Vilana exclaimed: --Oh no, my Lord! Not a treasure! ...are you perhaps trying to fool me with old fables about treasures?

Arenós curtly replied: --The Treasure of Montesa is a real thing. It does exist. I had its inventory into my hands.

Skeptical as he was, Vilana shut up however, ready to watch the full story.

5 comments:

abdul666 said...

A treasure... Not the Holy Grail, for sure, but 'Nervi belli pecunia' at the collective level, and a treasure can easily turn wise men into rabid predators. Tricky...
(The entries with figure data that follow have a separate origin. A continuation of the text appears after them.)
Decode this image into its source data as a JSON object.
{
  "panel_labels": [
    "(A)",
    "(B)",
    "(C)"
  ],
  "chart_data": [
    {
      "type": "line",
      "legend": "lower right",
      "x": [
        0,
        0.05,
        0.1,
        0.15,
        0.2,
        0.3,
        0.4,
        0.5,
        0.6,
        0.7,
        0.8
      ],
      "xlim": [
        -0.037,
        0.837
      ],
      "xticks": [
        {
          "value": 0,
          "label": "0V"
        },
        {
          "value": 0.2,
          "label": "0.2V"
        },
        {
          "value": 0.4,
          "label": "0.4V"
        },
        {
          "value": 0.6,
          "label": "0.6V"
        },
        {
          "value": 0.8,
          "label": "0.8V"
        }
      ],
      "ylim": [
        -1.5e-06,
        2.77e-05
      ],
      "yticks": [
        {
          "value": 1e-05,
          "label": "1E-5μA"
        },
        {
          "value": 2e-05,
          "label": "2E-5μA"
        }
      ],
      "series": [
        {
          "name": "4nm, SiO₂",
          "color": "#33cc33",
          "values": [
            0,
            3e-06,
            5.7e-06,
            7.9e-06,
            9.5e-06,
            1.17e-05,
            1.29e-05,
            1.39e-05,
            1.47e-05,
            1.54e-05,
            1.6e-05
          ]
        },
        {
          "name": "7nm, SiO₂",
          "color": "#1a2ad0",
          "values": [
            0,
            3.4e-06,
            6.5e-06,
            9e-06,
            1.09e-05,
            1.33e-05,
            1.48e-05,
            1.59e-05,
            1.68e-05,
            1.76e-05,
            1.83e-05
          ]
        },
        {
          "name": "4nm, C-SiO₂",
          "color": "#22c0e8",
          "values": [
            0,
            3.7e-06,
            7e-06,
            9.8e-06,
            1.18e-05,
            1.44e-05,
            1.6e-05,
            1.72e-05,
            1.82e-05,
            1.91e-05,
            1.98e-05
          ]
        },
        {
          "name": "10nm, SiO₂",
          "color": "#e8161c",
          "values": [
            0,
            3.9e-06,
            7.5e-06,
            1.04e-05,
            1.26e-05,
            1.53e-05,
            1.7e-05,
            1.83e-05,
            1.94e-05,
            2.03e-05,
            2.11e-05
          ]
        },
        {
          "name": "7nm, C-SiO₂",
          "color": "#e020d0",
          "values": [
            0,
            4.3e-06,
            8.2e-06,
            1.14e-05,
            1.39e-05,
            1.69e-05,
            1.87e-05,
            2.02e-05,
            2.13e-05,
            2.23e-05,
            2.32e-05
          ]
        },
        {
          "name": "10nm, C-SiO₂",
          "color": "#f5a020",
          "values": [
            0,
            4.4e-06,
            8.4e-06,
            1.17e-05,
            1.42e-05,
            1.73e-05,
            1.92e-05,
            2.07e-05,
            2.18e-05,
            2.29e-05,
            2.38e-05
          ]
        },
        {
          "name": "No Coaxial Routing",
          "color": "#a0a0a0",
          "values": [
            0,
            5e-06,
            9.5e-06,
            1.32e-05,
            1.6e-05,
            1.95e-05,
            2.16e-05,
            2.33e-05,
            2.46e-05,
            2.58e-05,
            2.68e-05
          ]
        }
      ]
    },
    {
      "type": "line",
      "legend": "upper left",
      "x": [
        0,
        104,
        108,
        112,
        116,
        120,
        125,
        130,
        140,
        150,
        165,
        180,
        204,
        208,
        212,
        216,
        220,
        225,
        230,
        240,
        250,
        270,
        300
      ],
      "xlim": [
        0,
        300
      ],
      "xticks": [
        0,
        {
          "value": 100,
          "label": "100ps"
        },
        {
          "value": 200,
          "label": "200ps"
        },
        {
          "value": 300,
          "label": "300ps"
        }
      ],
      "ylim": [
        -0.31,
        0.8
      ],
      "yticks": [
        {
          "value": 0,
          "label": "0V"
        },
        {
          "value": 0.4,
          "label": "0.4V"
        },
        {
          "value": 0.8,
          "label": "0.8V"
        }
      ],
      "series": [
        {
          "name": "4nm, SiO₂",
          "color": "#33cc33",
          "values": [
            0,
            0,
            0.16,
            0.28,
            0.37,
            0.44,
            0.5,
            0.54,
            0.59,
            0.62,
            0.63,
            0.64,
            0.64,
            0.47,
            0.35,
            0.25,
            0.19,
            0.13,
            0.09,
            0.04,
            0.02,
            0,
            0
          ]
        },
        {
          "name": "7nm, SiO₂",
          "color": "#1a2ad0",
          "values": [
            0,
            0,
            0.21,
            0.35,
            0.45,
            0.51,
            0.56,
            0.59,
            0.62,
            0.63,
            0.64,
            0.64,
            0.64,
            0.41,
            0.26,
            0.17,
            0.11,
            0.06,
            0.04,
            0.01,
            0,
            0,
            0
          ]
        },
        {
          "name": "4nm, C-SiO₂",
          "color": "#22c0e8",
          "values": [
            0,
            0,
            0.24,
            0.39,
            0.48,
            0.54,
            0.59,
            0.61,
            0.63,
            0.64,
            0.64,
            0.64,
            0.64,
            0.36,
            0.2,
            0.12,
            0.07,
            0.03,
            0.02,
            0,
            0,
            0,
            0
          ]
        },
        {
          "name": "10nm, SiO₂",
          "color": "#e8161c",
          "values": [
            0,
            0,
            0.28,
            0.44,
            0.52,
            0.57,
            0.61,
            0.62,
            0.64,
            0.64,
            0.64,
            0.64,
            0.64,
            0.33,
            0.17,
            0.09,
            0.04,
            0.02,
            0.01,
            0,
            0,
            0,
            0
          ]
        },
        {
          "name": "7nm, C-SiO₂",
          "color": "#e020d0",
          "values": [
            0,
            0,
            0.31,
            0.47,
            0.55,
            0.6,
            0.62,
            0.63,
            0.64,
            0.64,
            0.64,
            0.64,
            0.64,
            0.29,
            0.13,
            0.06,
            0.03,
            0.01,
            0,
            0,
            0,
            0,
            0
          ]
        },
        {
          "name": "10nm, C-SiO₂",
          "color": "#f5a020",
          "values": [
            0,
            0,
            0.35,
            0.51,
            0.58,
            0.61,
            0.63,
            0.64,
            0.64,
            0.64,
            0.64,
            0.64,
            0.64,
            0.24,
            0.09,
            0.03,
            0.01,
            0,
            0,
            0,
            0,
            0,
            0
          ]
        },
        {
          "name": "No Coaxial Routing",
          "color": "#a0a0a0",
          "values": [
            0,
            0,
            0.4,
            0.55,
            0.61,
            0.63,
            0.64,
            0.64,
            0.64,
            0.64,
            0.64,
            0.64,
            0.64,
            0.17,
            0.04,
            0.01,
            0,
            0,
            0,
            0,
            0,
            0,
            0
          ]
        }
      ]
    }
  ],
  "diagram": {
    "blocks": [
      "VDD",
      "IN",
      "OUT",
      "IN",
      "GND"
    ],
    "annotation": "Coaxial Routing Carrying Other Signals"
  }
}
Could the treasure, or some map of any nature, be hidden in that estate that disappeared from one of the two copies of Vendôme's testament?

Soldadets said...

Jean-Louis, unnecessary to tell you how does this story end!! :D :D

Bluebear Jeff said...

I await the next installment.


-- Jeff

abdul666 said...

Vendome's widow certainly knows nothing of the 'ghost' estate absent from one version of the testament: this is thus 'free game', as Philip V intended. But the Castillan king cannot claim it openly, thus Versailles can throw a third party in the 'competition'. Maybe the Proncesse des Oursins, still so influential, against a compensation of some sort.
Btw this would explain -a fact ignored by academic historians- why she fell so fast of favor after the queen's death :)

Soldadets said...

Jean-Louis,

I do share feeling with you. I'm persuaded Fra Arenós is wrong at believing that Philip V himself actually ordered him to murder His cousin; I'd point instead towards the ever powerful Princesse des Ursins --who would enjoy both the tools and the opportunity to persuade King Philip for signing a death sentence through deception, or even to falsify such a document.

Recent events at Madrid Court are to test your hypothesis about Princesse des Ursins very soon --our dice have shown a really significant event is about to happen in Madrid.